Все так, все так, однако и скованы они одной цепью. При рассмотрении уголовных дел стол обвинения еще может пустовать, суд вправе вынести приговор и без участия государственного обвинителя. Но если в судебное заседание приходит прокурор, то оно без адвоката не начнется: чтобы суд был справедливым, он должен вершиться на народе и быть состязательным. «Противные стороны» наделены в процессе одинаковыми правами. Адвокат даже имеет некоторые преимущества – бремя доказательств лежит на обвинителе, а любое сомнение толкуется в пользу обвиняемого. И суд выносит приговор, лишь выслушав доводы сторон, взвесив все «за» и «против». Они часто – плюс и минус, соедини – вольтова дуга полыхнет. Но не потому, что прокурор всегда должен обвинять, а адвокат – защищать, выгораживать, помогать доверившемуся человеку любыми способами оправдаться или как-то замять, сгладить вину. Нет, и прокурор, случается, просит суд о вынесении оправдательного приговора, и адвокат не оспаривает вины подзащитного, если она найдет достаточное подтверждение в судебном заседании.
Порой длительная совместная работа, споры на процессах приводят к ненужной раздражительности, нетерпимости и даже к острым конфликтам. Тогда встает вопрос о несовместимости. И такое не исключено. В президиуме коллегии адвокатов Камаева не раз спрашивали о взаимоотношениях с прокурорами и судьями. Он неизменно отвечал, что они хорошие. Этому удивлялись и пытались понять, как он этого добивается.
А он никак не добивался, ему всегда везло на тех и других. Отношения как-то сами собой складывались деловыми, часто даже дружескими, однако без панибратства. Прокурор Владислав Михайлович Ширинкин вот уже три года работает в Сургуте, а в отпуск приезжал, так первым делом к нему. Посидели вечерок, повспоминали о «былых сражениях». Письмо недавно из города Талица пришло – просили выехать и принять участие в процессе. Это Николай Иванович Еловских постарался. Любопытная ситуация – прокурор рекомендует пригласить адвоката из другого района!
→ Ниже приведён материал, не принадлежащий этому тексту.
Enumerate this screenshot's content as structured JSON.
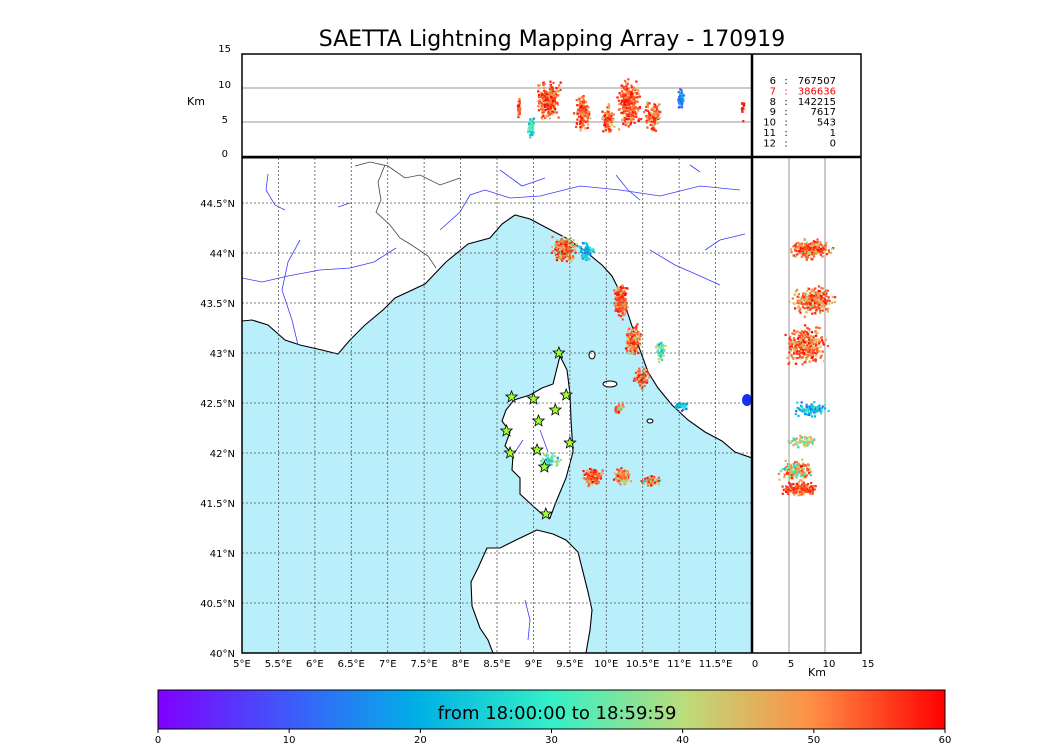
{
  "title": "SAETTA Lightning Mapping Array - 170919",
  "colors": {
    "sea": "#b9eefb",
    "land": "#ffffff",
    "river": "#3a3aff",
    "coast": "#000000",
    "border": "#444444",
    "station_fill": "#9cff2e"
  },
  "top_panel": {
    "y_unit": "Km",
    "y_ticks": [
      "0",
      "5",
      "10",
      "15"
    ],
    "y_range": [
      0,
      15
    ]
  },
  "map": {
    "lon_range": [
      5,
      12
    ],
    "lat_range": [
      40,
      44.95
    ],
    "lon_ticks": [
      "5°E",
      "5.5°E",
      "6°E",
      "6.5°E",
      "7°E",
      "7.5°E",
      "8°E",
      "8.5°E",
      "9°E",
      "9.5°E",
      "10°E",
      "10.5°E",
      "11°E",
      "11.5°E"
    ],
    "lat_ticks": [
      "40°N",
      "40.5°N",
      "41°N",
      "41.5°N",
      "42°N",
      "42.5°N",
      "43°N",
      "43.5°N",
      "44°N",
      "44.5°N"
    ],
    "stations": [
      {
        "lon": 9.35,
        "lat": 43.0
      },
      {
        "lon": 8.7,
        "lat": 42.56
      },
      {
        "lon": 9.0,
        "lat": 42.54
      },
      {
        "lon": 9.45,
        "lat": 42.58
      },
      {
        "lon": 9.3,
        "lat": 42.43
      },
      {
        "lon": 9.07,
        "lat": 42.32
      },
      {
        "lon": 8.63,
        "lat": 42.22
      },
      {
        "lon": 9.5,
        "lat": 42.1
      },
      {
        "lon": 9.05,
        "lat": 42.03
      },
      {
        "lon": 8.68,
        "lat": 42.0
      },
      {
        "lon": 9.15,
        "lat": 41.86
      },
      {
        "lon": 9.17,
        "lat": 41.39
      }
    ]
  },
  "side_panel": {
    "x_unit": "Km",
    "x_ticks": [
      "0",
      "5",
      "10",
      "15"
    ],
    "x_range": [
      0,
      15
    ]
  },
  "legend": {
    "rows": [
      {
        "n": "6",
        "sep": ":",
        "count": "767507",
        "color": "#000000"
      },
      {
        "n": "7",
        "sep": ":",
        "count": "386636",
        "color": "#ff0000"
      },
      {
        "n": "8",
        "sep": ":",
        "count": "142215",
        "color": "#000000"
      },
      {
        "n": "9",
        "sep": ":",
        "count": "7617",
        "color": "#000000"
      },
      {
        "n": "10",
        "sep": ":",
        "count": "543",
        "color": "#000000"
      },
      {
        "n": "11",
        "sep": ":",
        "count": "1",
        "color": "#000000"
      },
      {
        "n": "12",
        "sep": ":",
        "count": "0",
        "color": "#000000"
      }
    ]
  },
  "colorbar": {
    "label": "from 18:00:00 to 18:59:59",
    "ticks": [
      "0",
      "10",
      "20",
      "30",
      "40",
      "50",
      "60"
    ],
    "range": [
      0,
      60
    ]
  }
}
Да, со своими прокурорами Камаеву всегда работалось дружно, а вот при выездах в другие города и районы бывают и осложнения. Теряются вначале прокуроры при виде его: «Слепой адвокат! Эт-то еще что такое?» Но ничего, проходит время, и все встает на свое место. С Хомутининым пока ничего не вырисовывается, только официальность… Какую позицию он займет завтра?
– Опять до полуночи сидеть будешь? – вздыхает жена.
– А что делать? Надо подготовиться к выступлению, хотя до него, возможно, дело и не дойдет.
Эта мысль окрепла, когда еще раз проанализировал все материалы дела. Обвинительный приговор исключен: не очень крепкие подпорки обвинения в судебном заседании не выдержали непосильной нагрузки и рухнули, однако и оправдательный – вряд ли возможен. За ним должно последовать определение о привлечении к уголовной ответственности Серегина. Пойдет ли на это суд? Улик против Серегина вроде бы и достаточно, но сцементированы между собой они пока слабо. Можно ожидать, что прокурор попросит вернуть дело на доследование.
А какую позицию занять ему? Алиби подзащитного установлено прочно, его не поколебать. Совершенно неожиданно выяснилось, что наезд на Красикову наблюдала еще одна женщина, которая будто бы сказала: «Этот чертов тракторист всегда так гоняет, что ребенка на улицу выпускать опасно». Если так, то она местная, наверняка знает виновника в лицо и может стать тем, кем был до судебного заседания Кабаков – прямым свидетелем обвинения.
3.
Прокурор, как и думалось, ходатайство заявил. Поколебавшись, Камаев не стал возражать.
– Суд уходит на совещание для выяснения определения, – объявил Миронов.
Все привычно поднялись со своих мест. Анна Никифоровна устремилась к Камаеву:
– Это что же такое, Александр Максимович? Дергали-дергали и теперь снова? Каждому ясно, что не виноват Вовка, а вы вроде и не верите!
– Успокойтесь, Анна Никифоровна. Я полагаю, что суд вернет дело на доследование, но уверен, что в отношении Володи оно будет прекращено.
– Так это же опять допросы?
– К сожалению…
Для Анны Никифоровны такой исход был полной неожиданностью. Ее возмутило, что сына не оправдают, он останется под подозрением, и снова начнутся допросы, бессонные ночи, тревоги и ожидания. Она не понимала и не могла понять значения и целесообразности случившегося и находилась в таком состоянии, что успокаивать ее было бесполезно, потом разве, когда немного отойдет…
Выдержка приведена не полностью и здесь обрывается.